Prediction and the Cold Hand
Several years ago, I looked at how the overall field of analytics can be broken down into four categories
- descriptive analytics – looking at what happened;
- diagnostic analytics – considering why did it happen;
- predictive analytics – judging what will happen;
- prescriptive analytics – judging what should happen and making it happen.
The first two are of course backward looking, while the third and fourth are forward looking.
Yet consider these words from an Oxford professor’s article in Wired, which I wrote about earlier this year…
“These predictive analytics are conquering more and more spheres of life. And yet no one has asked your permission to make such forecasts. No governmental agency is supervising them. No one is informing you about the prophecies that determine your fate. Even worse, a search through academic literature for the ethics of prediction shows it is an underexplored field of knowledge. As a society, we haven’t thought through the ethical implications of making predictions about people - beings who are supposed to be infused with agency and free will.”
If an insurer is using its analytics predictively or prescriptively, then across a cohort of consumers, they will be influencing the very thing they are seeking to analyse. People will do less of one thing or more of another. They will tend to go less often to one place, more often to another. They will tend to engage more often in one activity, less often in another.
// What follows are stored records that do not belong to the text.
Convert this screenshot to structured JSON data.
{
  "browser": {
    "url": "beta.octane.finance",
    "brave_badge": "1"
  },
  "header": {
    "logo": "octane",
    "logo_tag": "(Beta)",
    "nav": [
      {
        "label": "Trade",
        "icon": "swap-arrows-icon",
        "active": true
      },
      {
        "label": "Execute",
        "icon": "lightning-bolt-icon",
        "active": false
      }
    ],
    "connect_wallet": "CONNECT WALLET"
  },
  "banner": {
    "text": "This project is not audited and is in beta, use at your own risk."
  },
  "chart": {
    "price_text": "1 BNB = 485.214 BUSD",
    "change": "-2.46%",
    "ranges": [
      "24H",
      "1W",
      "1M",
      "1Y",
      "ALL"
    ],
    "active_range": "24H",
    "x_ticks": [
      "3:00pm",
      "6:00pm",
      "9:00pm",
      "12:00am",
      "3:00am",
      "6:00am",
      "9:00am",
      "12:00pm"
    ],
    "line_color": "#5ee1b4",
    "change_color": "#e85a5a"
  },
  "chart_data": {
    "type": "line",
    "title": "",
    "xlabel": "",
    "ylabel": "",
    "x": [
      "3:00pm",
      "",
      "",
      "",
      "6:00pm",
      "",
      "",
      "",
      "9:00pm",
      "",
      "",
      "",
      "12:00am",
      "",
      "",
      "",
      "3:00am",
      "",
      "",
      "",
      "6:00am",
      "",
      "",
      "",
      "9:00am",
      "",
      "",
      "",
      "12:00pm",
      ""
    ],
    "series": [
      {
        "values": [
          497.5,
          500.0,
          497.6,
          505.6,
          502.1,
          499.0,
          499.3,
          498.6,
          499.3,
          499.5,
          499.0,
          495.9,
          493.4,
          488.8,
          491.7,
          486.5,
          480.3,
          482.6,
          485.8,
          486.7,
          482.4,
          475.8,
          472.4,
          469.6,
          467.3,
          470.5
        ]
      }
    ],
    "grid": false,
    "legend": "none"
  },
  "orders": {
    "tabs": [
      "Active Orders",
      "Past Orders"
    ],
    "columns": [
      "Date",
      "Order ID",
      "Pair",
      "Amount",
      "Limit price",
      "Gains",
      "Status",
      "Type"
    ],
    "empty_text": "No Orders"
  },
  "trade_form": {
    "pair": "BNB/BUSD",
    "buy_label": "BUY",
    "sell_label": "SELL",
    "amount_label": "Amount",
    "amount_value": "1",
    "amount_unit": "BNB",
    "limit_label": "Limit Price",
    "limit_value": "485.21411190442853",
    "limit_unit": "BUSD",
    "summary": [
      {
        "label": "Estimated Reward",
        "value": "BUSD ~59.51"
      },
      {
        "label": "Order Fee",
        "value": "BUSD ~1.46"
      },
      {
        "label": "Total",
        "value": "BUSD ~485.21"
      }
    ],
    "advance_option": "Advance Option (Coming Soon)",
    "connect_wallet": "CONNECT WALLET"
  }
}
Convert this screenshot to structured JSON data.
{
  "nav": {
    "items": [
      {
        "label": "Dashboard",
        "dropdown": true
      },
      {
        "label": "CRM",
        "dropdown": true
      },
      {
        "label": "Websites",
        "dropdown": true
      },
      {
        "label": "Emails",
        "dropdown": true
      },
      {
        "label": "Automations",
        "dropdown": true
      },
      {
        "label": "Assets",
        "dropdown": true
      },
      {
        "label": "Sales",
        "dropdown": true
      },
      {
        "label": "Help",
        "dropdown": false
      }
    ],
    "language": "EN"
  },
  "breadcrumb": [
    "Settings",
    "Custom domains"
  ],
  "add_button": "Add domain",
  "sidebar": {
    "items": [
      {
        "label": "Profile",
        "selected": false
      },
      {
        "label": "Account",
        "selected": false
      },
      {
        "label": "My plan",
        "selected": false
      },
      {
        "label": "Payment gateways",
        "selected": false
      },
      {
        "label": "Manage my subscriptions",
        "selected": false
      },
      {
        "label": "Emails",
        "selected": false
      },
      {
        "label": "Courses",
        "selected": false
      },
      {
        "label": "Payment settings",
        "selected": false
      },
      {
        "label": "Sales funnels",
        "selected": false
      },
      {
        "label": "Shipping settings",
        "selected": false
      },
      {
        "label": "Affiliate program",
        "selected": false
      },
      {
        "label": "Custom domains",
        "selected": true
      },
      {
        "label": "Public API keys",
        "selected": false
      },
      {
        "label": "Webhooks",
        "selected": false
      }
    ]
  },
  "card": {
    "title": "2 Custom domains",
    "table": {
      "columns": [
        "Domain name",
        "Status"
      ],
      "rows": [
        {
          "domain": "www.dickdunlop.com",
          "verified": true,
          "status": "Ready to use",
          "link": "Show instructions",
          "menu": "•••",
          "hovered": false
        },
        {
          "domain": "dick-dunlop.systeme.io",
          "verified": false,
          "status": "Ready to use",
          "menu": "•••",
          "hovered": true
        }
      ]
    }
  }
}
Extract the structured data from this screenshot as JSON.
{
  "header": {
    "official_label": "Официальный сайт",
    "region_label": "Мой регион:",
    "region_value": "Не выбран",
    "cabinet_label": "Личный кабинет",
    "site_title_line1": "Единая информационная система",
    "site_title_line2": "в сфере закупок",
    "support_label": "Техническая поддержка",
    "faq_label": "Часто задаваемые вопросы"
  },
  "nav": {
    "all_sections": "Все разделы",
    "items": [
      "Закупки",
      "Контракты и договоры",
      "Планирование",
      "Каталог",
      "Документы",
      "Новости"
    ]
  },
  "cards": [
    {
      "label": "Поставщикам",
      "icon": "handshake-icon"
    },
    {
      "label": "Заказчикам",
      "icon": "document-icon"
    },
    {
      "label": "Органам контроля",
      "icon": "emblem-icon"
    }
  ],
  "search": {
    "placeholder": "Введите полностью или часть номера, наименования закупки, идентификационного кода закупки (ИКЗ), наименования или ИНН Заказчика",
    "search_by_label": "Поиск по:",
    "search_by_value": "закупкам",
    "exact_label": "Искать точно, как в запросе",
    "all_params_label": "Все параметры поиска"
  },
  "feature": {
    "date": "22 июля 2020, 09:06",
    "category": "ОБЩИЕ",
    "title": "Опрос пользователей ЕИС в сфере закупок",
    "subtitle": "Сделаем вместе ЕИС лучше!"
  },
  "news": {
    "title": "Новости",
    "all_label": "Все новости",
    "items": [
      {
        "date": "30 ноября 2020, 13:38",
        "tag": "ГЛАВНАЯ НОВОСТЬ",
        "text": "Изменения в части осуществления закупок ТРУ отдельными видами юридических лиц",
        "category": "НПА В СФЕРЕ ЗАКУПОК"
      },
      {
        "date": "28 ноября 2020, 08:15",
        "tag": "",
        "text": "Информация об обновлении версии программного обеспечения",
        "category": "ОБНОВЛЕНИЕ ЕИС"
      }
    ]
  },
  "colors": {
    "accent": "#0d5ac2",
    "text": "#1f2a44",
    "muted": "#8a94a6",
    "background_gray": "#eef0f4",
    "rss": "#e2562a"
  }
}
In other words, the more you move from predicting the actions of a pool of people, to predicting the actions of individuals within that pool of people, the more you start to influence the very outcomes you’re trying to predict. The very act of prediction changes the predicted. It is not a neutral activity.
Two Sides to Prediction
There’s certainly a positive side to this. Consumers eating less unhealthy food, engaging less often in risky activities, staying away from less safe areas – all these are good for underwriting results.
Yet there’s certainly a negative side as well. It’s sometimes referred to as the ‘cold hand of insurance’. People become discouraged from doing something outside of the usual, and from doing something new, lest their insurance becomes too expensive, or even unavailable.
Yet if we shy away from doing risky things, the sum of human endeavour will be depleted. New places won’t be explored, new research won’t make life enhancing discoveries, new ideas won’t get shared and tested.
I once came across a paper on insurance, data and Marie Curie. Its central point was that predictive analytics would have labelled her as a very bad risk, to the point perhaps that her work would have been made much more difficult. Yet her scientific work resulted in discoveries that have been hugely beneficial for insurers.
In a recent article, I looked at how insurers assess policyholders for counter fraud purposes. And based on the sentiment sometimes heard within the sector that once a fraudster, always a fraudster, anyone with a prior conviction (even if ‘spent’ under legislation) will be rated and serviced accordingly. Yet the rehabilitation of offenders is very much in insurers’ interests. They want past offenders to be rehabilitated back into society and leading a conviction-free life.
Feedback Loops
My point is that it is very easy for analytics to create feedback loops, whereby decisions taken at the level of the individual impact can, at the community level, easily undo what the insurer was striving to achieve. Your analytics leans what you’re looking for towards being a self-fulfilling prophecy.
Insurers need to follow the advice of Professor Véliz and think through the social and ethical implications of making predictions about people. It’s not just their autonomy that is impacted. It is the endeavour that comes out of the society of which they are all part, of which insurance people are all part.